Media Releases

Electronics group continues to be acquisitive
Monday, 2 December 2002

For the fifth consecutive year, Reunert Limited produced headline earnings per share growth in excess of 25% a year.

These results were based on a mixture of organic and acquisitive growth, reported executive director Pat Gallagher, at the group's financial results presentation yesterday.

"All businesses are producing good results, bearing in mind their individual circumstances," added CE Gerrit Pretorius. "In most cases sales have grown strongly, while operating margins benefited from the increased activity".

Nashua, the office systems operation and all it divisions, performed strongly and this was partly due to the excellent year experienced by the in-house finance arm, RC&C Finance Company, which increased its rental book by 28% to R954-million.

Royce Imaging, the re-manufacturer of toner and cartridges also performed well, doubling its sales since being acquired a little more than a year ago.

Reunert also announced yesterday that it has reached an agreement with The IQ Business Group to acquire the 50% stake in IQ Works currently held by them.
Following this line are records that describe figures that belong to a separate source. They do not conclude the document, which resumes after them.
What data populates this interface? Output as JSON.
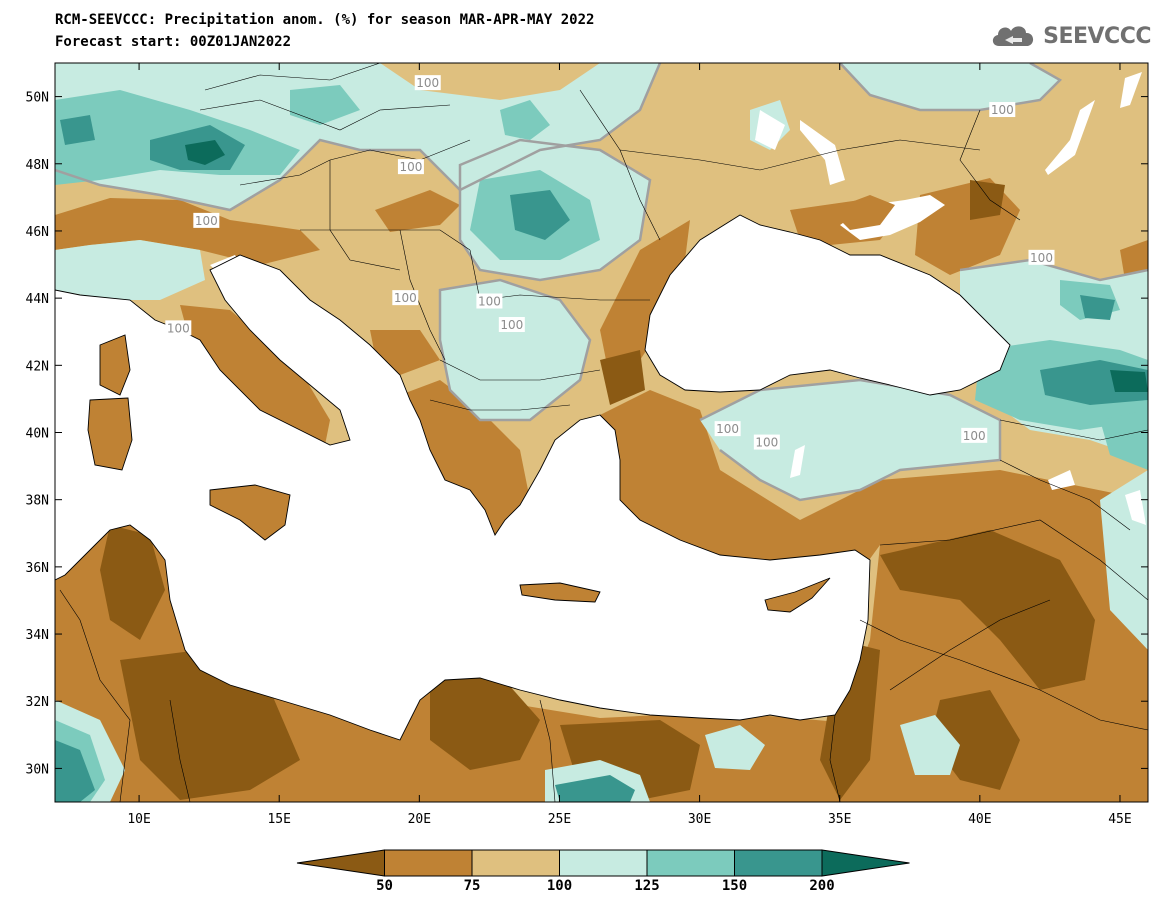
{
  "header": {
    "title": "RCM-SEEVCCC: Precipitation anom. (%) for season MAR-APR-MAY 2022",
    "subtitle": "Forecast start: 00Z01JAN2022",
    "logo_text": "SEEVCCC"
  },
  "map": {
    "lon_range": [
      7,
      46
    ],
    "lat_range": [
      29,
      51
    ],
    "lon_ticks": [
      {
        "value": 10,
        "label": "10E"
      },
      {
        "value": 15,
        "label": "15E"
      },
      {
        "value": 20,
        "label": "20E"
      },
      {
        "value": 25,
        "label": "25E"
      },
      {
        "value": 30,
        "label": "30E"
      },
      {
        "value": 35,
        "label": "35E"
      },
      {
        "value": 40,
        "label": "40E"
      },
      {
        "value": 45,
        "label": "45E"
      }
    ],
    "lat_ticks": [
      {
        "value": 30,
        "label": "30N"
      },
      {
        "value": 32,
        "label": "32N"
      },
      {
        "value": 34,
        "label": "34N"
      },
      {
        "value": 36,
        "label": "36N"
      },
      {
        "value": 38,
        "label": "38N"
      },
      {
        "value": 40,
        "label": "40N"
      },
      {
        "value": 42,
        "label": "42N"
      },
      {
        "value": 44,
        "label": "44N"
      },
      {
        "value": 46,
        "label": "46N"
      },
      {
        "value": 48,
        "label": "48N"
      },
      {
        "value": 50,
        "label": "50N"
      }
    ],
    "contour_labels": [
      {
        "text": "100",
        "lon": 20.3,
        "lat": 50.4
      },
      {
        "text": "100",
        "lon": 19.7,
        "lat": 47.9
      },
      {
        "text": "100",
        "lon": 12.4,
        "lat": 46.3
      },
      {
        "text": "100",
        "lon": 11.4,
        "lat": 43.1
      },
      {
        "text": "100",
        "lon": 19.5,
        "lat": 44.0
      },
      {
        "text": "100",
        "lon": 22.5,
        "lat": 43.9
      },
      {
        "text": "100",
        "lon": 23.3,
        "lat": 43.2
      },
      {
        "text": "100",
        "lon": 32.4,
        "lat": 39.7
      },
      {
        "text": "100",
        "lon": 31.0,
        "lat": 40.1
      },
      {
        "text": "100",
        "lon": 39.8,
        "lat": 39.9
      },
      {
        "text": "100",
        "lon": 42.2,
        "lat": 45.2
      },
      {
        "text": "100",
        "lon": 40.8,
        "lat": 49.6
      }
    ]
  },
  "colorbar": {
    "levels": [
      "50",
      "75",
      "100",
      "125",
      "150",
      "200"
    ],
    "colors": [
      "#8b5a14",
      "#bf8234",
      "#dfc07f",
      "#c7ebe1",
      "#7ccbbd",
      "#39968e",
      "#0c6b5b"
    ]
  },
  "palette": {
    "land_base": "#dfc07f",
    "very_dry": "#8b5a14",
    "dry": "#bf8234",
    "wet": "#c7ebe1",
    "wetter": "#7ccbbd",
    "very_wet": "#39968e",
    "wettest": "#0c6b5b",
    "sea": "#ffffff",
    "contour": "#a0a0a0"
  }
}
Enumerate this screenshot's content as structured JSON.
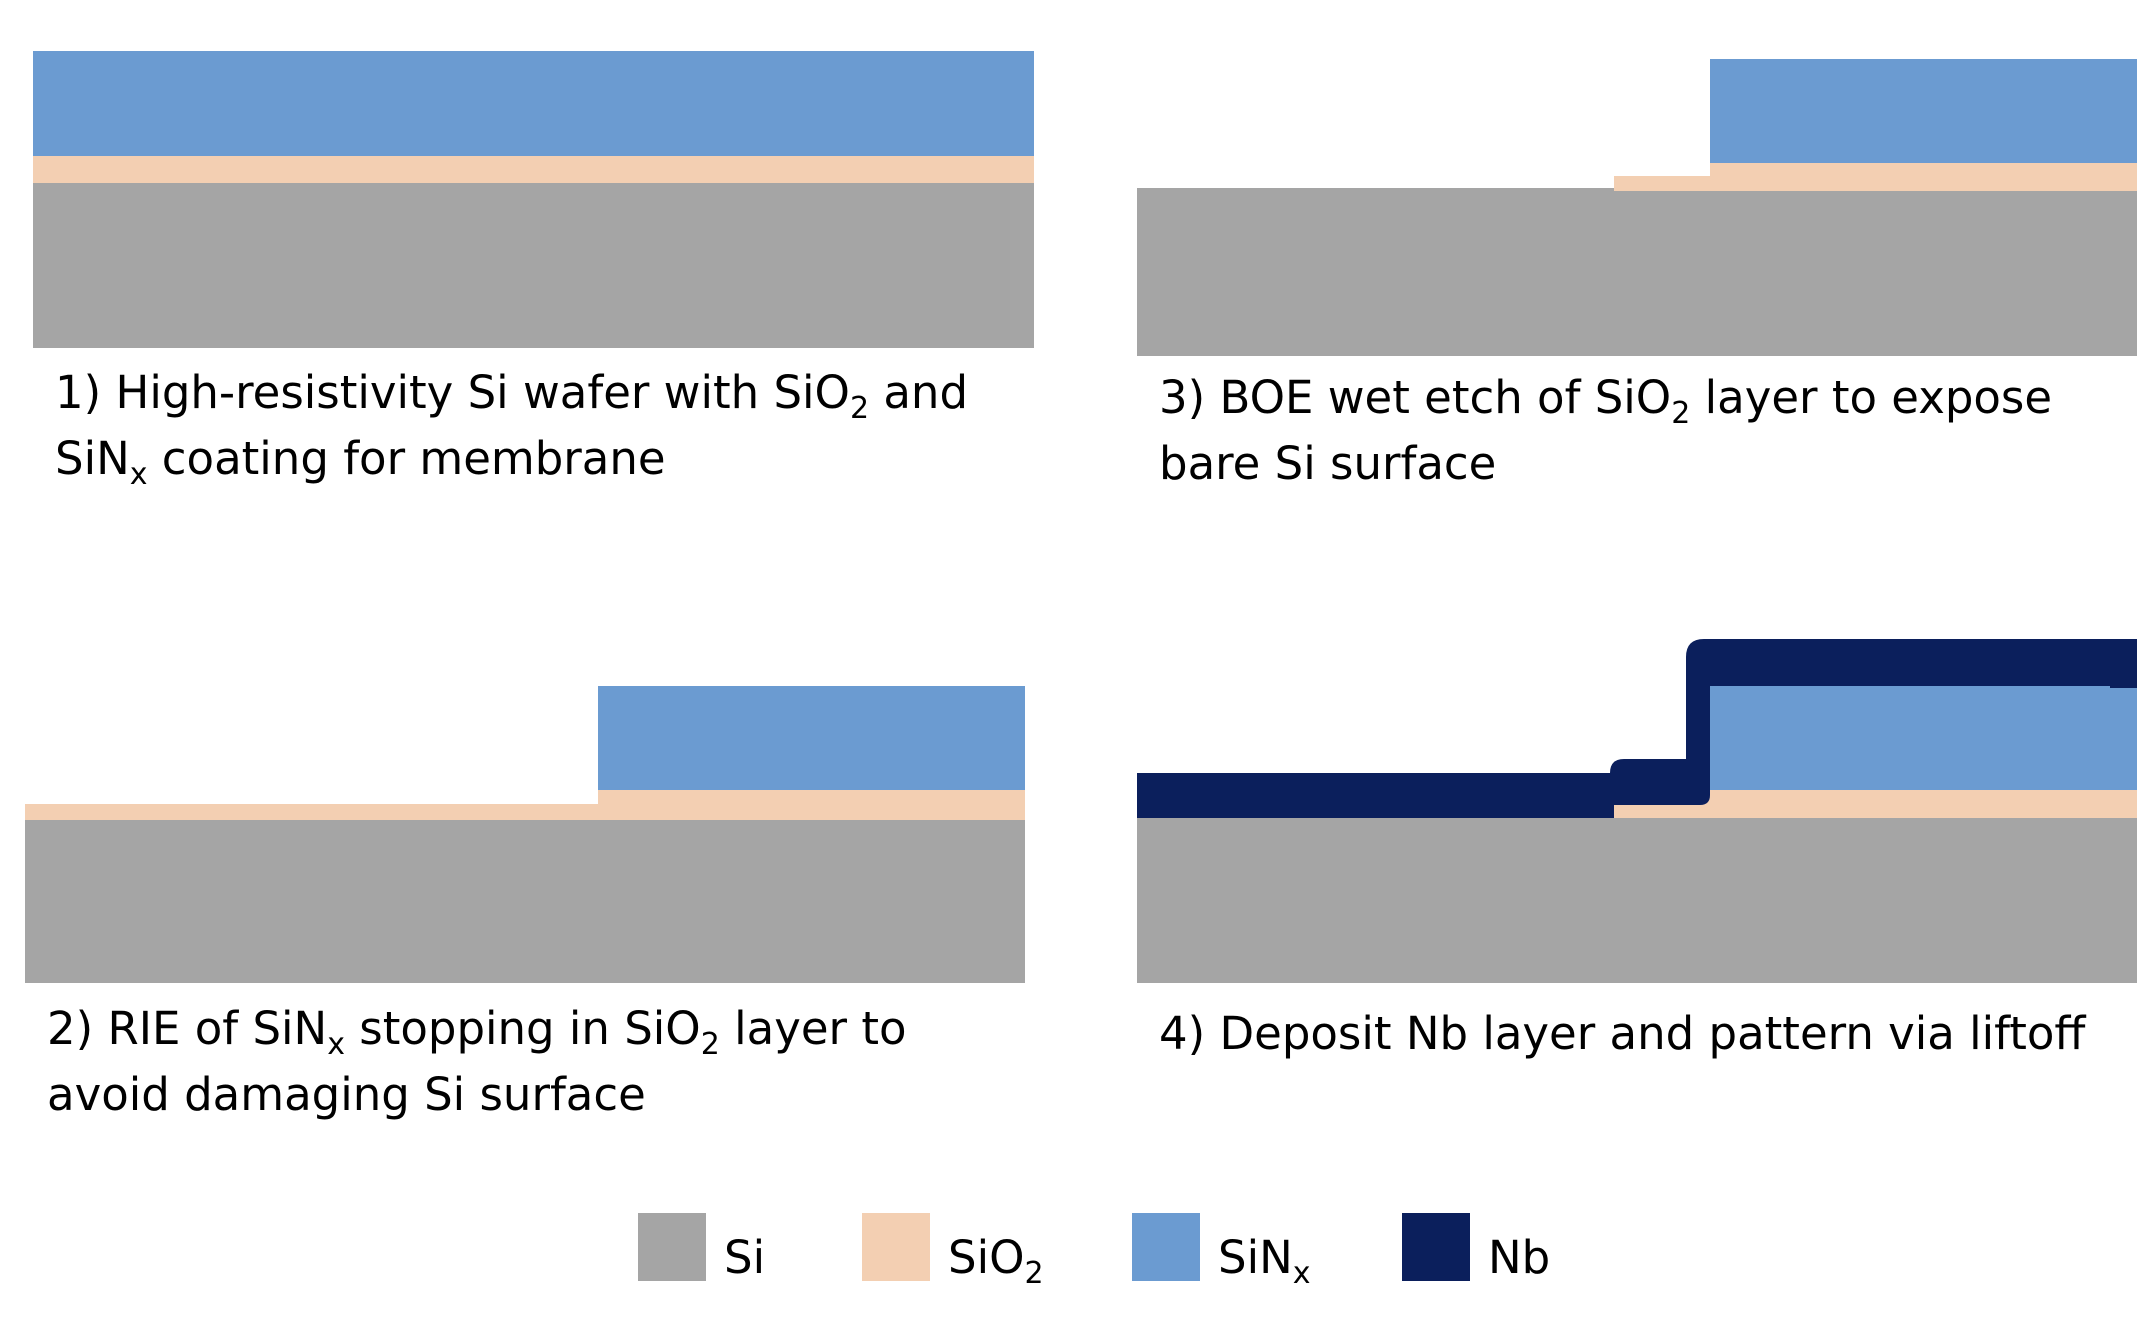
{
  "colors": {
    "si": "#a5a5a5",
    "sio2": "#f3cfb2",
    "sinx": "#6b9bd1",
    "nb": "#0b1f5c"
  },
  "steps": [
    {
      "id": 1,
      "line1": {
        "a": "1) High-resistivity Si wafer with SiO",
        "sub": "2",
        "b": " and"
      },
      "line2": {
        "a": "SiN",
        "sub": "x",
        "b": " coating for membrane"
      }
    },
    {
      "id": 2,
      "line1": {
        "a": "2) RIE of SiN",
        "sub1": "x",
        "b": " stopping in SiO",
        "sub2": "2",
        "c": " layer to"
      },
      "line2": "avoid damaging Si surface"
    },
    {
      "id": 3,
      "line1": {
        "a": "3) BOE wet etch of SiO",
        "sub": "2",
        "b": " layer to expose"
      },
      "line2": "bare Si surface"
    },
    {
      "id": 4,
      "line1": "4) Deposit Nb layer and pattern via liftoff"
    }
  ],
  "legend": [
    {
      "label": "Si"
    },
    {
      "label": "SiO",
      "sub": "2"
    },
    {
      "label": "SiN",
      "sub": "x"
    },
    {
      "label": "Nb"
    }
  ]
}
Pretorius said this would enhance the Nashua digital product offering in future.

NPC Electronics, exclusive distributors of Panasonic products showed growth in the business and non-consumer operations. Consumer demand was flat. Futronic, a new brand targeting the entry-level consumer market, was launched last month, whilst the company reported that the distribution rights for Nintendo games had been secured.

Nashua Mobile, which became a wholly owned subsidiary during the year, performed well. The subscriber base has grown to 265 000, with an additional 45 000 pre-paid customers. Average revenue per user (ARPU) is in the region of R570 per month and is aided by an increased offering in value added services.

The group's telecommunications operations also reported a pleasing year. The market has continued to expand with the spend on the third cellular licence, the second network operator and the telecommunication infrastructure spend in Africa.

CBI grew sales by 39%, clearly showing the benefits of its wider product offering locally and its growing penetration of the export market.

Approximately 17% of sales revenue comes from exports and the company expects to grow this steadily as the quality of the local product gains recognition. The company's export market was also assisted by the devaluation of the rand.

African Cables benefited from increased local demand for power cables, resulting in improved turnover. Margins improved due to operational efficiencies.

Reunert, subject to approval by the Competition Commission, recently acquired Marconi's 51% stake in ATC increasing its stake to 89,5%.

"The decision to increase our investment in ATC clearly demonstrates our belief that this business will turn and again produce good results. Negotiations to introduce a black economic partner are progressing well and will hopefully be finalised early in the new year," Pretorius said.

"We are proud of our achievements over the past five years. During this period, Reunert has distributed more than R1,2-billion to shareholders by way of dividend, which is around 30% of our current market capitalisation. In addition, we have achieved compound growth in headline earnings per share in excess of 25% per annum".

A final dividend of 88 cents a share was declared, bringing the total dividend for the year to 118 cents a share - an increase of 30% a share for the year.